Jean-Michel Blanquer a réagi à cette démission, au micro de RTL : "C'est le choix de M. Lussault, de démissionner. J'ai entendu qu'il l'avait fait dans des termes outranciers. Le simple fait qu'il utilise des termes outranciers le disqualifie pour la fonction qu'il exerçait donc il en tire les conséquences. Cela ne me gêne pas du tout, ce n'est pas un problème. Je suis dans un travail d'organisation de l'Éducation nationale pour que tous les enfants sachent lire, écrire, compter et respecter autrui à la sortie de l'école primaire. Si ça gêne M. Lussault, c'est vraiment pas grave qu'il s'en aille", s'est-il exclamé.
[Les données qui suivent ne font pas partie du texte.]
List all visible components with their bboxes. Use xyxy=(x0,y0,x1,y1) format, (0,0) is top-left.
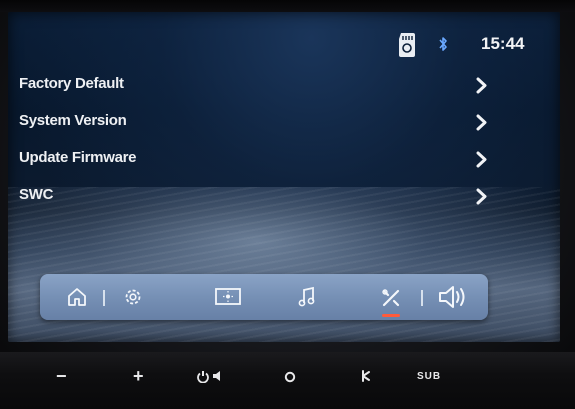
sd-card-icon xyxy=(399,33,415,57)
dock-settings-button[interactable] xyxy=(118,274,148,320)
dock-home-button[interactable] xyxy=(62,274,92,320)
menu-item-system-version[interactable]: System Version xyxy=(8,108,560,138)
chevron-right-icon xyxy=(476,188,487,205)
bottom-dock xyxy=(40,274,488,320)
volume-down-button[interactable]: − xyxy=(56,366,67,387)
home-icon xyxy=(68,288,86,306)
menu-item-swc[interactable]: SWC xyxy=(8,182,560,212)
volume-icon xyxy=(439,286,465,308)
dock-separator xyxy=(421,290,423,306)
dock-tools-button[interactable] xyxy=(376,274,406,320)
menu-item-label: Factory Default xyxy=(19,75,124,92)
clock-time: 15:44 xyxy=(481,34,525,53)
device-photo: 15:44 Factory Default System Version Upd… xyxy=(0,0,575,409)
dock-display-button[interactable] xyxy=(208,274,248,320)
menu-item-label: System Version xyxy=(19,112,127,129)
dock-separator xyxy=(103,290,105,306)
tools-icon xyxy=(382,289,400,307)
chevron-right-icon xyxy=(476,77,487,94)
bezel-top xyxy=(0,0,575,12)
settings-icon xyxy=(125,289,141,305)
music-icon xyxy=(298,286,315,307)
sub-button[interactable]: SUB xyxy=(417,371,441,382)
menu-item-factory-default[interactable]: Factory Default xyxy=(8,71,560,101)
display-icon xyxy=(215,288,241,305)
dock-volume-button[interactable] xyxy=(435,274,471,320)
mic-button[interactable] xyxy=(360,369,372,388)
status-bar: 15:44 xyxy=(8,32,560,62)
home-circle-button[interactable] xyxy=(284,370,296,388)
circle-icon xyxy=(284,371,296,383)
active-indicator xyxy=(382,314,400,317)
chevron-right-icon xyxy=(476,151,487,168)
volume-up-button[interactable]: + xyxy=(133,366,144,387)
power-mute-button[interactable] xyxy=(197,369,227,388)
menu-item-update-firmware[interactable]: Update Firmware xyxy=(8,145,560,175)
bluetooth-icon xyxy=(439,37,447,51)
menu-item-label: Update Firmware xyxy=(19,149,137,166)
power-mute-icon xyxy=(197,371,220,384)
head-unit-screen: 15:44 Factory Default System Version Upd… xyxy=(8,12,560,342)
mic-icon xyxy=(362,370,370,382)
hardware-button-panel: − + SUB xyxy=(0,352,575,409)
dock-music-button[interactable] xyxy=(292,274,322,320)
menu-item-label: SWC xyxy=(19,186,54,203)
chevron-right-icon xyxy=(476,114,487,131)
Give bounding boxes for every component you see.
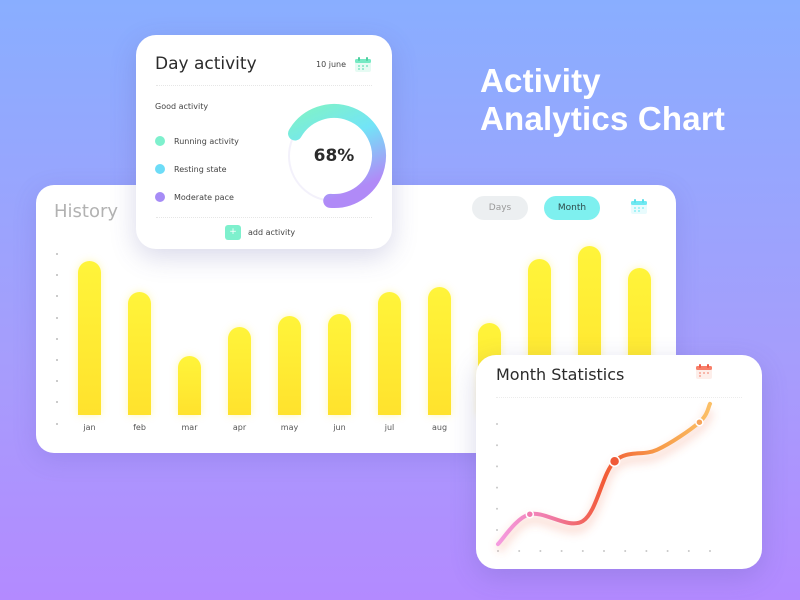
legend-item-running: Running activity [155,135,239,147]
legend-label: Resting state [174,164,227,174]
data-point[interactable] [608,455,621,468]
y-axis-tick [496,486,498,489]
y-axis-tick [56,380,58,383]
month-statistics-line-chart [494,401,715,554]
day-activity-title: Day activity [155,54,257,74]
legend-item-moderate: Moderate pace [155,191,234,203]
x-axis-tick [645,550,648,552]
y-axis-tick [56,359,58,361]
day-activity-card: Day activity 10 june Good activity Runni… [136,35,392,249]
y-axis-tick [56,337,58,340]
x-tick-label: aug [431,423,448,432]
x-axis-tick [581,550,584,552]
x-axis-tick [518,550,521,552]
legend-dot [155,164,165,174]
y-axis-tick [56,253,58,255]
x-axis-tick [666,550,669,552]
bar-aug[interactable] [428,287,451,415]
y-axis-tick [56,422,58,425]
data-point[interactable] [525,509,535,519]
x-axis-tick [709,550,711,552]
x-tick-label: jul [384,423,395,432]
x-tick-label: may [280,423,299,432]
x-tick-label: mar [181,423,198,432]
x-axis-tick [560,550,563,552]
bar-mar[interactable] [178,355,201,415]
divider [156,85,372,86]
bar-apr[interactable] [228,327,251,415]
x-axis-tick [687,550,690,552]
y-axis-tick [496,529,498,531]
y-axis-tick [496,465,498,468]
y-axis-tick [496,507,498,510]
legend-label: Running activity [174,136,239,146]
month-statistics-card: Month Statistics [476,355,762,569]
data-point[interactable] [695,417,704,427]
x-tick-label: feb [133,423,146,432]
add-activity-button[interactable]: + [225,225,241,240]
legend-label: Moderate pace [174,192,234,202]
bar-jul[interactable] [378,291,401,415]
day-activity-date: 10 june [316,60,347,69]
plus-icon: + [229,227,237,237]
x-tick-label: apr [232,423,247,432]
legend-item-resting: Resting state [155,163,227,175]
progress-percent: 68% [313,146,355,166]
bar-may[interactable] [278,316,301,415]
legend-dot [155,136,165,146]
headline-line-1: Activity [480,62,601,99]
x-tick-label: jan [83,423,96,432]
activity-status: Good activity [155,102,209,111]
y-axis-tick [56,316,58,319]
divider [156,217,372,218]
x-tick-label: jun [333,423,346,432]
x-axis-tick [539,550,542,552]
bar-feb[interactable] [128,291,151,415]
x-axis-tick [603,550,605,552]
bar-jun[interactable] [328,313,351,415]
y-axis-tick [56,274,58,277]
y-axis-tick [496,423,498,425]
bar-jan[interactable] [78,261,101,415]
add-activity-label[interactable]: add activity [248,228,295,237]
y-axis-tick [56,401,58,404]
y-axis-tick [56,295,58,298]
legend-dot [155,192,165,202]
calendar-icon[interactable] [354,56,372,73]
page-headline: Activity Analytics Chart [480,62,725,138]
y-axis-tick [496,444,498,447]
x-axis-tick [624,550,627,552]
headline-line-2: Analytics Chart [480,100,726,137]
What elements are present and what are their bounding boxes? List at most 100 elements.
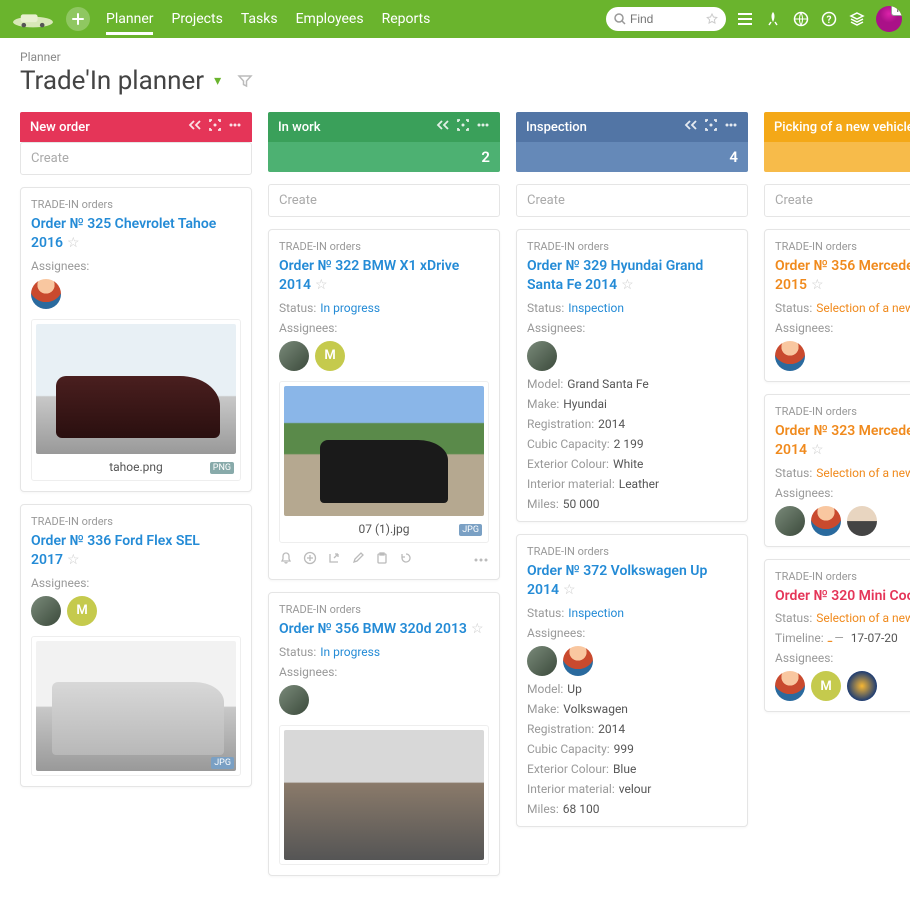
filter-icon[interactable] [237, 66, 253, 96]
create-card[interactable]: Create [764, 184, 910, 217]
star-icon[interactable]: ☆ [621, 277, 634, 293]
star-icon[interactable]: ☆ [811, 277, 824, 293]
assignee-avatar[interactable] [775, 506, 805, 536]
card[interactable]: TRADE-IN ordersOrder № 329 Hyundai Grand… [516, 229, 748, 522]
focus-icon[interactable] [208, 118, 222, 136]
star-icon[interactable]: ☆ [67, 552, 80, 568]
column-menu-icon[interactable] [476, 118, 490, 136]
attachment-thumb[interactable] [279, 725, 489, 865]
assignee-avatar[interactable]: M [67, 596, 97, 626]
move-icon[interactable] [327, 551, 341, 569]
card-title[interactable]: Order № 323 Mercedes A180 2014 [775, 423, 910, 458]
card-title[interactable]: Order № 325 Chevrolet Tahoe 2016 [31, 216, 216, 251]
search-input[interactable] [630, 12, 702, 26]
card-category: TRADE-IN orders [775, 405, 910, 418]
card[interactable]: TRADE-IN ordersOrder № 372 Volkswagen Up… [516, 534, 748, 827]
assignee-avatar[interactable] [811, 506, 841, 536]
nav-reports[interactable]: Reports [382, 3, 431, 35]
assignees: M [279, 341, 489, 371]
assignee-avatar[interactable] [775, 671, 805, 701]
card-title[interactable]: Order № 356 BMW 320d 2013 [279, 621, 467, 637]
history-icon[interactable] [399, 551, 413, 569]
assignee-avatar[interactable] [527, 646, 557, 676]
star-icon[interactable]: ☆ [315, 277, 328, 293]
detail-row: Interior material:Leather [527, 477, 737, 491]
assignee-avatar[interactable] [279, 341, 309, 371]
attachment-thumb[interactable]: JPG07 (1).jpg [279, 381, 489, 543]
star-icon[interactable]: ☆ [67, 235, 80, 251]
card-title[interactable]: Order № 329 Hyundai Grand Santa Fe 2014 [527, 258, 703, 293]
collapse-icon[interactable] [188, 119, 202, 135]
assignee-avatar[interactable]: M [315, 341, 345, 371]
help-icon[interactable]: ? [820, 10, 838, 28]
assignee-avatar[interactable] [847, 671, 877, 701]
assignee-avatar[interactable] [847, 506, 877, 536]
card-title[interactable]: Order № 372 Volkswagen Up 2014 [527, 563, 707, 598]
user-avatar[interactable]: 1 [876, 6, 902, 32]
focus-icon[interactable] [456, 118, 470, 136]
column-menu-icon[interactable] [228, 118, 242, 136]
assignee-avatar[interactable] [31, 596, 61, 626]
menu-icon[interactable] [736, 10, 754, 28]
bell-icon[interactable] [279, 551, 293, 569]
collapse-icon[interactable] [436, 119, 450, 135]
assignees-label: Assignees: [527, 626, 737, 640]
nav-tasks[interactable]: Tasks [241, 3, 278, 35]
edit-icon[interactable] [351, 551, 365, 569]
card[interactable]: TRADE-IN orders Order № 322 BMW X1 xDrive… [268, 229, 500, 580]
logo[interactable] [8, 5, 58, 33]
star-icon[interactable]: ☆ [563, 582, 576, 598]
add-icon[interactable] [303, 551, 317, 569]
chevron-down-icon[interactable]: ▾ [214, 73, 221, 89]
assignee-avatar[interactable] [279, 685, 309, 715]
card-title[interactable]: Order № 322 BMW X1 xDrive 2014 [279, 258, 459, 293]
attachment-thumb[interactable]: PNGtahoe.png [31, 319, 241, 481]
star-icon[interactable]: ☆ [471, 621, 484, 637]
nav-planner[interactable]: Planner [106, 3, 153, 35]
card-title[interactable]: Order № 336 Ford Flex SEL 2017 [31, 533, 200, 568]
add-button[interactable] [66, 7, 90, 31]
assignee-avatar[interactable] [563, 646, 593, 676]
create-card[interactable]: Create [516, 184, 748, 217]
star-icon[interactable]: ☆ [811, 442, 824, 458]
clipboard-icon[interactable] [375, 551, 389, 569]
card-category: TRADE-IN orders [279, 240, 489, 253]
breadcrumb[interactable]: Planner [20, 50, 890, 64]
column-count: 4 [516, 142, 748, 172]
column: In work 2CreateTRADE-IN ordersOrder № 32… [268, 112, 500, 888]
card[interactable]: TRADE-IN orders Order № 323 Mercedes A180… [764, 394, 910, 547]
search-icon [614, 13, 626, 25]
card[interactable]: TRADE-IN orders Order № 356 Mercedes A180… [764, 229, 910, 382]
rocket-icon[interactable] [764, 10, 782, 28]
more-icon[interactable] [473, 552, 489, 567]
file-ext-badge: JPG [459, 524, 482, 536]
focus-icon[interactable] [704, 118, 718, 136]
star-icon[interactable] [706, 13, 718, 25]
column-menu-icon[interactable] [724, 118, 738, 136]
collapse-icon[interactable] [684, 119, 698, 135]
card[interactable]: TRADE-IN ordersOrder № 356 BMW 320d 2013… [268, 592, 500, 876]
card-category: TRADE-IN orders [775, 240, 910, 253]
nav-projects[interactable]: Projects [171, 3, 222, 35]
create-card[interactable]: Create [20, 142, 252, 175]
column-header[interactable]: Picking of a new vehicle [764, 112, 910, 142]
assignee-avatar[interactable]: M [811, 671, 841, 701]
layers-icon[interactable] [848, 10, 866, 28]
assignee-avatar[interactable] [31, 279, 61, 309]
search-box[interactable] [606, 7, 726, 31]
create-card[interactable]: Create [268, 184, 500, 217]
column-header[interactable]: New order [20, 112, 252, 142]
card[interactable]: TRADE-IN ordersOrder № 325 Chevrolet Tah… [20, 187, 252, 492]
card-title[interactable]: Order № 320 Mini Cooper [775, 588, 910, 604]
detail-row: Exterior Colour:White [527, 457, 737, 471]
column-header[interactable]: Inspection [516, 112, 748, 142]
assignee-avatar[interactable] [527, 341, 557, 371]
card-title[interactable]: Order № 356 Mercedes A180 2015 [775, 258, 910, 293]
column-header[interactable]: In work [268, 112, 500, 142]
card[interactable]: TRADE-IN ordersOrder № 320 Mini Cooper☆S… [764, 559, 910, 713]
card[interactable]: TRADE-IN ordersOrder № 336 Ford Flex SEL… [20, 504, 252, 787]
assignee-avatar[interactable] [775, 341, 805, 371]
globe-icon[interactable] [792, 10, 810, 28]
attachment-thumb[interactable]: JPG [31, 636, 241, 776]
nav-employees[interactable]: Employees [296, 3, 364, 35]
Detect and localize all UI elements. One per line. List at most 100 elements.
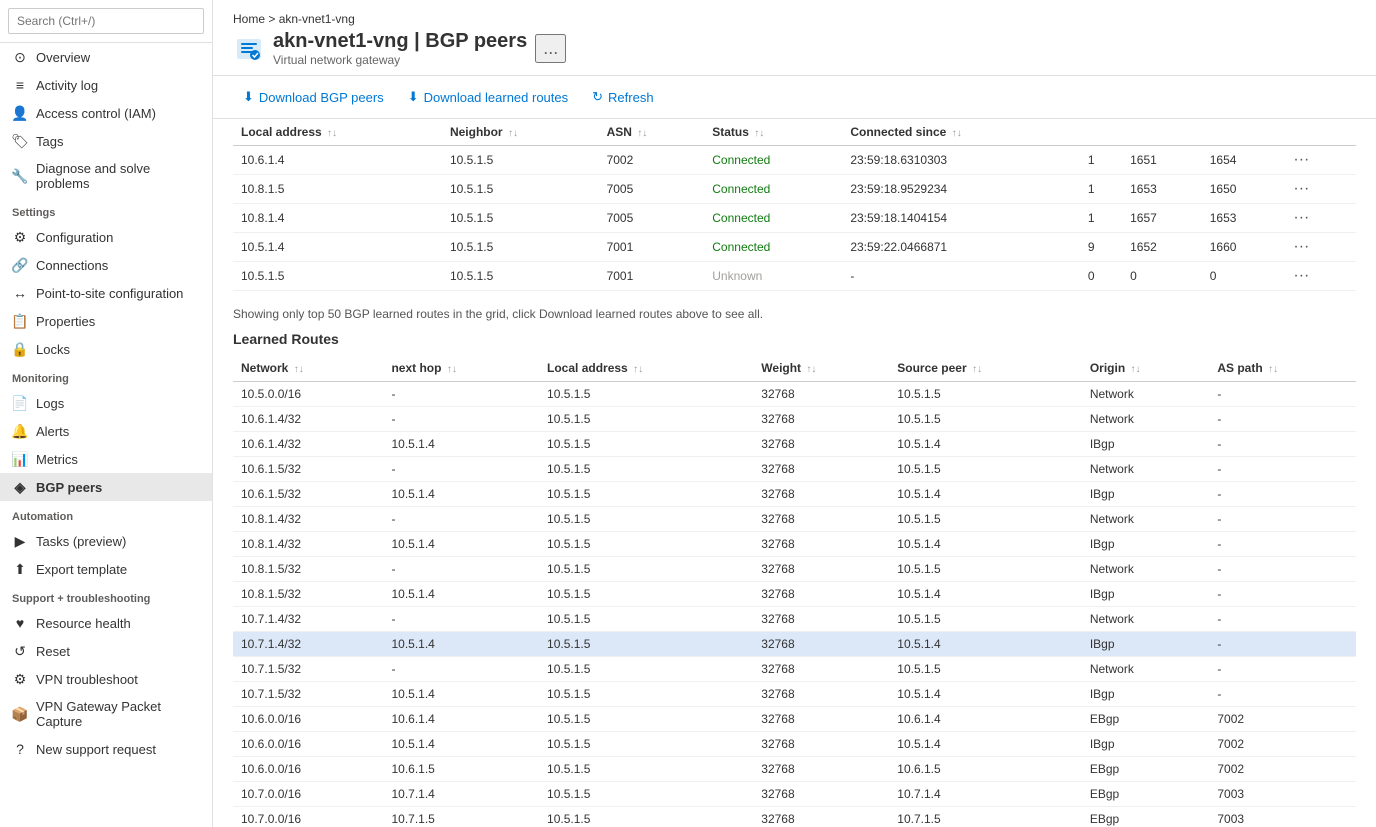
lr-col-origin[interactable]: Origin ↑↓ bbox=[1082, 355, 1210, 382]
sidebar-item-diagnose[interactable]: 🔧Diagnose and solve problems bbox=[0, 155, 212, 197]
export-template-icon: ⬆ bbox=[12, 561, 28, 577]
sidebar-item-metrics[interactable]: 📊Metrics bbox=[0, 445, 212, 473]
lr-cell-as-path: - bbox=[1209, 457, 1356, 482]
sidebar-item-logs[interactable]: 📄Logs bbox=[0, 389, 212, 417]
sidebar-item-reset[interactable]: ↺Reset bbox=[0, 637, 212, 665]
sidebar-item-vpn-gateway-packet[interactable]: 📦VPN Gateway Packet Capture bbox=[0, 693, 212, 735]
sidebar-item-resource-health[interactable]: ♥Resource health bbox=[0, 609, 212, 637]
table-row: 10.6.1.4 10.5.1.5 7002 Connected 23:59:1… bbox=[233, 146, 1356, 175]
table-row: 10.7.1.4/32 - 10.5.1.5 32768 10.5.1.5 Ne… bbox=[233, 607, 1356, 632]
cell-asn: 7005 bbox=[599, 204, 705, 233]
lr-cell-network: 10.8.1.4/32 bbox=[233, 532, 383, 557]
row-menu-button[interactable]: ··· bbox=[1289, 180, 1313, 198]
sidebar-item-configuration[interactable]: ⚙Configuration bbox=[0, 223, 212, 251]
cell-routes-received: 1 bbox=[1080, 146, 1122, 175]
cell-neighbor: 10.5.1.5 bbox=[442, 262, 599, 291]
lr-cell-network: 10.5.0.0/16 bbox=[233, 382, 383, 407]
sidebar-item-new-support[interactable]: ?New support request bbox=[0, 735, 212, 763]
table-row: 10.8.1.4 10.5.1.5 7005 Connected 23:59:1… bbox=[233, 204, 1356, 233]
lr-cell-weight: 32768 bbox=[753, 607, 889, 632]
search-input[interactable] bbox=[8, 8, 204, 34]
sidebar-item-export-template[interactable]: ⬆Export template bbox=[0, 555, 212, 583]
sidebar-item-access-control[interactable]: 👤Access control (IAM) bbox=[0, 99, 212, 127]
sidebar-label-alerts: Alerts bbox=[36, 424, 69, 439]
cell-routes-received: 0 bbox=[1080, 262, 1122, 291]
sidebar-item-tags[interactable]: 🏷Tags bbox=[0, 127, 212, 155]
overview-icon: ⊙ bbox=[12, 49, 28, 65]
lr-cell-weight: 32768 bbox=[753, 482, 889, 507]
lr-col-as-path[interactable]: AS path ↑↓ bbox=[1209, 355, 1356, 382]
sidebar-item-properties[interactable]: 📋Properties bbox=[0, 307, 212, 335]
row-menu-button[interactable]: ··· bbox=[1289, 151, 1313, 169]
lr-cell-origin: EBgp bbox=[1082, 707, 1210, 732]
page-subtitle: Virtual network gateway bbox=[273, 53, 527, 67]
col-routes-received[interactable] bbox=[1080, 119, 1122, 146]
sidebar-label-p2s-config: Point-to-site configuration bbox=[36, 286, 183, 301]
download-routes-button[interactable]: ⬇ Download learned routes bbox=[398, 84, 578, 110]
row-menu-button[interactable]: ··· bbox=[1289, 238, 1313, 256]
sidebar-item-locks[interactable]: 🔒Locks bbox=[0, 335, 212, 363]
sidebar-item-vpn-troubleshoot[interactable]: ⚙VPN troubleshoot bbox=[0, 665, 212, 693]
sidebar-label-tags: Tags bbox=[36, 134, 63, 149]
col-connected-since[interactable]: Connected since ↑↓ bbox=[842, 119, 1080, 146]
sidebar-item-tasks[interactable]: ▶Tasks (preview) bbox=[0, 527, 212, 555]
lr-cell-nexthop: 10.5.1.4 bbox=[383, 582, 539, 607]
refresh-icon: ↻ bbox=[592, 89, 603, 105]
col-neighbor[interactable]: Neighbor ↑↓ bbox=[442, 119, 599, 146]
col-status[interactable]: Status ↑↓ bbox=[704, 119, 842, 146]
row-menu-button[interactable]: ··· bbox=[1289, 267, 1313, 285]
sidebar-section-support-+-troubleshooting: Support + troubleshooting bbox=[0, 583, 212, 609]
col-local-address[interactable]: Local address ↑↓ bbox=[233, 119, 442, 146]
lr-cell-source-peer: 10.5.1.4 bbox=[889, 482, 1082, 507]
sidebar-item-alerts[interactable]: 🔔Alerts bbox=[0, 417, 212, 445]
lr-col-local-addr[interactable]: Local address ↑↓ bbox=[539, 355, 753, 382]
sidebar-label-logs: Logs bbox=[36, 396, 64, 411]
cell-msg-sent: 1657 bbox=[1122, 204, 1202, 233]
lr-cell-origin: Network bbox=[1082, 457, 1210, 482]
lr-cell-weight: 32768 bbox=[753, 457, 889, 482]
lr-cell-local-addr: 10.5.1.5 bbox=[539, 757, 753, 782]
page-title: akn-vnet1-vng | BGP peers bbox=[273, 30, 527, 53]
lr-cell-as-path: - bbox=[1209, 607, 1356, 632]
sidebar-item-bgp-peers[interactable]: ◈BGP peers bbox=[0, 473, 212, 501]
resource-health-icon: ♥ bbox=[12, 615, 28, 631]
lr-cell-weight: 32768 bbox=[753, 432, 889, 457]
sidebar-item-overview[interactable]: ⊙Overview bbox=[0, 43, 212, 71]
download-bgp-button[interactable]: ⬇ Download BGP peers bbox=[233, 84, 394, 110]
lr-cell-local-addr: 10.5.1.5 bbox=[539, 632, 753, 657]
cell-msg-received: 0 bbox=[1202, 262, 1282, 291]
cell-connected-since: - bbox=[842, 262, 1080, 291]
lr-cell-local-addr: 10.5.1.5 bbox=[539, 457, 753, 482]
lr-col-network[interactable]: Network ↑↓ bbox=[233, 355, 383, 382]
vpn-troubleshoot-icon: ⚙ bbox=[12, 671, 28, 687]
lr-cell-as-path: - bbox=[1209, 532, 1356, 557]
lr-cell-nexthop: - bbox=[383, 407, 539, 432]
sidebar-item-p2s-config[interactable]: ↔ Point-to-site configuration bbox=[0, 279, 212, 307]
lr-cell-local-addr: 10.5.1.5 bbox=[539, 782, 753, 807]
cell-asn: 7001 bbox=[599, 233, 705, 262]
sidebar-label-configuration: Configuration bbox=[36, 230, 113, 245]
col-asn[interactable]: ASN ↑↓ bbox=[599, 119, 705, 146]
sidebar-label-new-support: New support request bbox=[36, 742, 156, 757]
lr-cell-network: 10.6.0.0/16 bbox=[233, 732, 383, 757]
lr-col-weight[interactable]: Weight ↑↓ bbox=[753, 355, 889, 382]
lr-col-nexthop[interactable]: next hop ↑↓ bbox=[383, 355, 539, 382]
col-msg-sent[interactable] bbox=[1122, 119, 1202, 146]
ellipsis-button[interactable]: ... bbox=[535, 34, 566, 63]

La démission de Michel Lussault, nommé à ce poste en 2014 par l'ancienne ministre Najat-Vallaud Belkacem dont il était proche, était attendue. Elle intervient dans un contexte de division dans le monde de l'Éducation au moment où Jean-Michel Blanquer a annoncé une transformation profonde de l'école.

Pour expliquer sa démission, Michel Lussaut a notamment critiqué la présence de Jean-Michel Blanquer en "une" des magazines Valeurs actuelles et Causeur, auxquels le ministre a accordé des entretiens, estimant qu'il s'agissait de "gestes profondément politiques" qui constituaient une "erreur". "Je lui ai dit que le CSP permettait notamment de sortir des débats partisans. Je n'ai pas réussi à le convaincre. Dans ces conditions, il devenait difficile pour moi d'envisager un maintien, ce que je n'ai pas caché au ministre", affirme-t-il.